Monday, July 23, 2012

Woof

So, as you may have gathered, I'm across the Atlantic once again. Readers expecting vicarious 'I summer abroad' may be disappointed, because the condition of my abroad-ness is that I spend my every waking (and non-waking) moment with a poodle nearby. We brought Bisou to what is ostensibly a dog-friendly apartment, but the catch is that the dog cannot bark. Ever. Nor are the windows allowed to be closed (something to do with potential mold), so the slightest woof will get projected to the entire courtyard. 


Bisou learning the rules of German society.

Bisou isn't exactly a problem dog - not aggressive; no shedding; housebroken; no barking-for-its-own-sake; no trying to destroy the furniture; barks a bit when we leave (despite training) but, according to our neighbors at home and one account from here, stops soon after; is quiet at night and in the morning - but is not in fact a stuffed animal. And noise is noise, or noise is subjective, or who knows. What I do know is that the rule is, if I'm home, she's home. If I'm out, she's out. My husband's working the usual hours at an office. Everything's closed on Sundays, and early on weekdays. (The butcher closes at six.) Oh, and this isn't my "vacation," but time during which I have a great deal of work to complete before I start teaching in the fall. This set-up is a hassle, but doable for a month. Luckily, I like to wander for hours around cities, and luckily, napping poodles aren't big dissertation-interrupters. 

My sense of where a dog can and cannot go on this purportedly dog-friendly continent - well, in this town specifically - is limited, limited further still by my limited comprehension of the language in which I anticipate being yelled at. Anything errand-ish - places that sell shampoo, supermarkets, bakeries, other small food shops - is a no-dog zone. I'm not even thinking about libraries. The market encourages the presence of dogs, and is a free-sausage-treat bonanza. Cafés... allow the kind of dogs that arrive and promptly fall asleep under a table, and we're not quite there yet. I mean, they allow any dogs, and yesterday we didn't sit with her outside at a café because there was an aggressive-seeming one already parked, one that did not think the café was big enough for the two of them. So Bisou can totally sit outside at cafés, although it means watching her constantly to make sure she doesn't happen upon the dark chocolate that pretty much coats Europe's cobbled streets. Can she sit inside if it rains, which it does almost every day? We shall see.

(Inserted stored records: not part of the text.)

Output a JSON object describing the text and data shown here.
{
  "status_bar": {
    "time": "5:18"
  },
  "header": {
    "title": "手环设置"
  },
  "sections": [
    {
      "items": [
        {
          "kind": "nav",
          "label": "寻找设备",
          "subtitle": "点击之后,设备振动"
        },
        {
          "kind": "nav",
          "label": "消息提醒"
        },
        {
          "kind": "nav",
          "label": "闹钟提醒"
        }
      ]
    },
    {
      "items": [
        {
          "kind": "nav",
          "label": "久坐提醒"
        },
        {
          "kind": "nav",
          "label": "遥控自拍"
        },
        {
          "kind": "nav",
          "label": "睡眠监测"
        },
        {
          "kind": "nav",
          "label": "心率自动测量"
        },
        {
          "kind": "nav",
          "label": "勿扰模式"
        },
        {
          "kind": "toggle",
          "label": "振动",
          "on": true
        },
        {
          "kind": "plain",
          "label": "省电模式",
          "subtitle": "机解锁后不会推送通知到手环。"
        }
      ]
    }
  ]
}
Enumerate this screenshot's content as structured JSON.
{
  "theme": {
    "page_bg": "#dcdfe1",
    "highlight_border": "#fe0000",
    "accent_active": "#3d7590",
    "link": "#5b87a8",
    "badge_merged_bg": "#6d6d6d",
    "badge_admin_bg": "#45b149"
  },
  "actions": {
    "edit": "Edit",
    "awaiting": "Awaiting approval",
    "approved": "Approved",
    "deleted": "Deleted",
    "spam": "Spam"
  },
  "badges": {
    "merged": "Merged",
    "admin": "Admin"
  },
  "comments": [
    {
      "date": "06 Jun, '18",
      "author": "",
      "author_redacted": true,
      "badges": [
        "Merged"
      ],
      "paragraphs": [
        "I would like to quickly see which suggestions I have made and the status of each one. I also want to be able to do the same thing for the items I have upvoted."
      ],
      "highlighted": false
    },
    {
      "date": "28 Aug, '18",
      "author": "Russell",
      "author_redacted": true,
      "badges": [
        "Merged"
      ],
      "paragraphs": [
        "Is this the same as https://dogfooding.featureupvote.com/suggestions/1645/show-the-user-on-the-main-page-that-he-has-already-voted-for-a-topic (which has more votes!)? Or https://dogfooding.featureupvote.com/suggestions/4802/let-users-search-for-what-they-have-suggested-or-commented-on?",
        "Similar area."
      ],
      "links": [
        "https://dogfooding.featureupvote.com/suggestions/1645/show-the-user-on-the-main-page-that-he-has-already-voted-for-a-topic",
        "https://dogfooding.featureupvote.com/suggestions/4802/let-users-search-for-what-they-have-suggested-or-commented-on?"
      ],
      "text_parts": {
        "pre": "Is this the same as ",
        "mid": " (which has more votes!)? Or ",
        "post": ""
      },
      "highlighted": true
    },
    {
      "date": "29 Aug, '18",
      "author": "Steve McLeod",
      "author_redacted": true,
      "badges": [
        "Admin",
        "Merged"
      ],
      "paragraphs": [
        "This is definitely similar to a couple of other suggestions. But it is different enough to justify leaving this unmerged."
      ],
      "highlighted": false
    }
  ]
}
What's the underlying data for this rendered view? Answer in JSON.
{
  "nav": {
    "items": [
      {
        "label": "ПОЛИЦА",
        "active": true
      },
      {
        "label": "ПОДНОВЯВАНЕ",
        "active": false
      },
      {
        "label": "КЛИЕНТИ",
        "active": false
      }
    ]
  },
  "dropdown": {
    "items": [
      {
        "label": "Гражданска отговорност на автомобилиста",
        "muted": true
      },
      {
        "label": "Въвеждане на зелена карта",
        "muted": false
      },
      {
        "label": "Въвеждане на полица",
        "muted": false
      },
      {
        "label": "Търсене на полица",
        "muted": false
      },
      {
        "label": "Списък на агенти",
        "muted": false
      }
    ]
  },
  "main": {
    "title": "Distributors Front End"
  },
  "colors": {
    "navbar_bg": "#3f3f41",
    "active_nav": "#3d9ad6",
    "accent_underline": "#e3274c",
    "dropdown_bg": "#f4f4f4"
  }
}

A friend of mine in high school used to claim that you could leave the building even if it wasn't your free period, as long as you showed your schedule thingy to the security guard with confidence. Even if you could only leave at sixth period, if you flashed your "6" card at third period as if you meant it, out you'd go. I don't believe I ever tested this, but it rang true. And I think that's the kind of confidence necessary if I'm going to go around, poodle in tow. Because as small as "miniature poodle" might suggest, and as small as she looks in the photo above, Bisou is about five times the size of a handbag dog. (It's "toy" or "teacup" you're imagining.) Shall I play this as the entitled American? The aging eccentric? The possibilities are endless, or would be for someone fluent in German and with no fear of confrontation whatsoever.